Alasan kedua adalah terkait regenerasi kekuasaan. Dalam konteks ini SBY tentu harus memastikan regenerasi kekuasaan paska dirinya lengser beralih ke orang-orang dekatnya. Bisa saja SBY tidak berencana mencalonkan istrinya Ani Yudhoyono atau adik iparnya Pramono Edhie Wibowo pada Pilpres 2014 seperti yang dijanjikannya dalam banyak kesempatan. Tapi menurut Marbawi yang adalah dosen Ilmu Politik di Fisip UIN Jakarta, bukan tidak mungkin SBY menyiapkan keluarganya untuk naik tahta pada 2019 mendatang.
"2014 hanya fase antara saja. Tapi tetap penting bagi SBY menunjuk siapa orang yang pas mengisi fase ini," imbuh Marbawi.

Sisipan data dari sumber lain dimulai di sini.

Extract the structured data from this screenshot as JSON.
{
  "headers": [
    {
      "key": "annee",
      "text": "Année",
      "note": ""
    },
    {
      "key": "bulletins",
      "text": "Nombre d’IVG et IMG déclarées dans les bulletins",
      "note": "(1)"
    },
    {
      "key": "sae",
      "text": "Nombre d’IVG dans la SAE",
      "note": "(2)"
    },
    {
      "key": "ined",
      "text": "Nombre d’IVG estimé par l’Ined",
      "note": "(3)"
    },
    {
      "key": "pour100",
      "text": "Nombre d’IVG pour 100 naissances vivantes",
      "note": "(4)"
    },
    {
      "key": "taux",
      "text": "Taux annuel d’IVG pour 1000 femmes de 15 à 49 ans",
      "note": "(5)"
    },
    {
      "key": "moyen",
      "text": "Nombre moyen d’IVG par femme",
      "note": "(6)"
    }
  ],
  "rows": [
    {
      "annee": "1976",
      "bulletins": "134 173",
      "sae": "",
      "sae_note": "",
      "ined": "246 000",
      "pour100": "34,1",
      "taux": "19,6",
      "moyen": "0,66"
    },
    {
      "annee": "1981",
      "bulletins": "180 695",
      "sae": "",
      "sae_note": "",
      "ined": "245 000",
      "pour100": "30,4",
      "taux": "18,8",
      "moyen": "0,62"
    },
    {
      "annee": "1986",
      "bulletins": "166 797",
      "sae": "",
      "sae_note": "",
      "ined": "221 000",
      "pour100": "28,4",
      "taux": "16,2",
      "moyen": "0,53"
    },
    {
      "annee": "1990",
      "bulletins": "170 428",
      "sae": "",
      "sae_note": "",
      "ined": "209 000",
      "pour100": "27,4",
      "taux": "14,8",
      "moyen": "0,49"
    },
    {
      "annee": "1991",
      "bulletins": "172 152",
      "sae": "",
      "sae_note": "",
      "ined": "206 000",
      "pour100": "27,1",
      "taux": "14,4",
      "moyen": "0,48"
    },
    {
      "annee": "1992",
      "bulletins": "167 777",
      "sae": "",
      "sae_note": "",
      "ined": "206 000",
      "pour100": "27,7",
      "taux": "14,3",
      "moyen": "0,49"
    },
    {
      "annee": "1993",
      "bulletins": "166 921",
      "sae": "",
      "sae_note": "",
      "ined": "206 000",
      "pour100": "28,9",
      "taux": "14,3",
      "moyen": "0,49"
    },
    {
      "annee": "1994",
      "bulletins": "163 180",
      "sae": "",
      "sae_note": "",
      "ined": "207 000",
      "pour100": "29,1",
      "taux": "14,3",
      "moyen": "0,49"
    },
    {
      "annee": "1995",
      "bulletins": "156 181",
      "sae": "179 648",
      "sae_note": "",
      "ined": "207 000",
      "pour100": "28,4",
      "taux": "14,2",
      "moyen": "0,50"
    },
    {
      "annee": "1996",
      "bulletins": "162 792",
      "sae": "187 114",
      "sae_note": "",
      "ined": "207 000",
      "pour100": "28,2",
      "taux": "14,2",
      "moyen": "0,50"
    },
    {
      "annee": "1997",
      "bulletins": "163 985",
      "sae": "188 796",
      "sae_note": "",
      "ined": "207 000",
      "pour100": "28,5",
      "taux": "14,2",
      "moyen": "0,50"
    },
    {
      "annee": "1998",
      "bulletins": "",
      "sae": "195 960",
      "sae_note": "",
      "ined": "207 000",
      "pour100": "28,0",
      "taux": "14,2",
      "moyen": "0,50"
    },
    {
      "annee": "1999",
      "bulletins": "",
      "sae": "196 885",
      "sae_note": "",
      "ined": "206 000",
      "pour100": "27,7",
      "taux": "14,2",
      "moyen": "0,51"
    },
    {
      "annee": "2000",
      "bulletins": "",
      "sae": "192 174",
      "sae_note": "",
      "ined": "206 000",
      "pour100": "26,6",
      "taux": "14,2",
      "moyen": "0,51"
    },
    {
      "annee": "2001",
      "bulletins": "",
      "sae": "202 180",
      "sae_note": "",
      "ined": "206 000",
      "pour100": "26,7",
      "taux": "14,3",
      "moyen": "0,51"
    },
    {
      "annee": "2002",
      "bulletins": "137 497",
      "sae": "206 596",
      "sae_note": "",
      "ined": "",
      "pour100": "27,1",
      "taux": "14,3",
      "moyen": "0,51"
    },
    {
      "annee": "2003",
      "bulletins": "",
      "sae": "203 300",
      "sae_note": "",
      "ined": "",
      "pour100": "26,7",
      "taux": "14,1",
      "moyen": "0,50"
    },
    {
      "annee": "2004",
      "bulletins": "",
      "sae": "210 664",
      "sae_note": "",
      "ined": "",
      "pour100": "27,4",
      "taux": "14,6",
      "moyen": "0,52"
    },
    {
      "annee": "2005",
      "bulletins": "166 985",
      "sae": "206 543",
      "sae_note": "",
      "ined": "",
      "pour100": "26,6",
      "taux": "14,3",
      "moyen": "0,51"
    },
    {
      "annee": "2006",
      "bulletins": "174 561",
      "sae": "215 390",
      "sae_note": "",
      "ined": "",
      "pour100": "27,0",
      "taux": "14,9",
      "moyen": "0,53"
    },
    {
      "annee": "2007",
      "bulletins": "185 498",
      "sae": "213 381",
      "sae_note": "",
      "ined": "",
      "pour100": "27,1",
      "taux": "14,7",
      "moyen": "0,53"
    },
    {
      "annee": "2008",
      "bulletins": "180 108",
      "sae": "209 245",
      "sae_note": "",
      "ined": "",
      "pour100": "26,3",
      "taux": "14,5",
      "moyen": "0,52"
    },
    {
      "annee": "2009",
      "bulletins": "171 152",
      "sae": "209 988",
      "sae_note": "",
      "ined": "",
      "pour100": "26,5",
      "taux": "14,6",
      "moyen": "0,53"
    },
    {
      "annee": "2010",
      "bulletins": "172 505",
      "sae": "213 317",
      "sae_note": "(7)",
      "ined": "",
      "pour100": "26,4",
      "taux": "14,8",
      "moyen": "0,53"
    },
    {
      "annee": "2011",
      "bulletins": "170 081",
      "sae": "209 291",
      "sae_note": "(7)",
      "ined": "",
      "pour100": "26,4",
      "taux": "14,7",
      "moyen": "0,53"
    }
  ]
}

Alasan terakhir adalah untuk mengamankan diri dari jerat hukum atas sejumlah kasus yang selama ini heboh dikait-kaitkan dengan SBY. Tapi, kata Marbawi, alasan ini terlalu lemah.
"Bisa saja SBY menyiapkan penggantinya agar bisa selamat dari kontroversi hukum yang selama ini ada. Tapi itu sangat lemah, karenanya perlu dilihat lagi dinamikanya pada 2013 ini. Apakah dinamika kasusnya meningkat? Kalau meningkat SBY memang menyiapkan penggantinya untuk kepentingan keselamatan dari jeratan hukum," demikian Marbawi.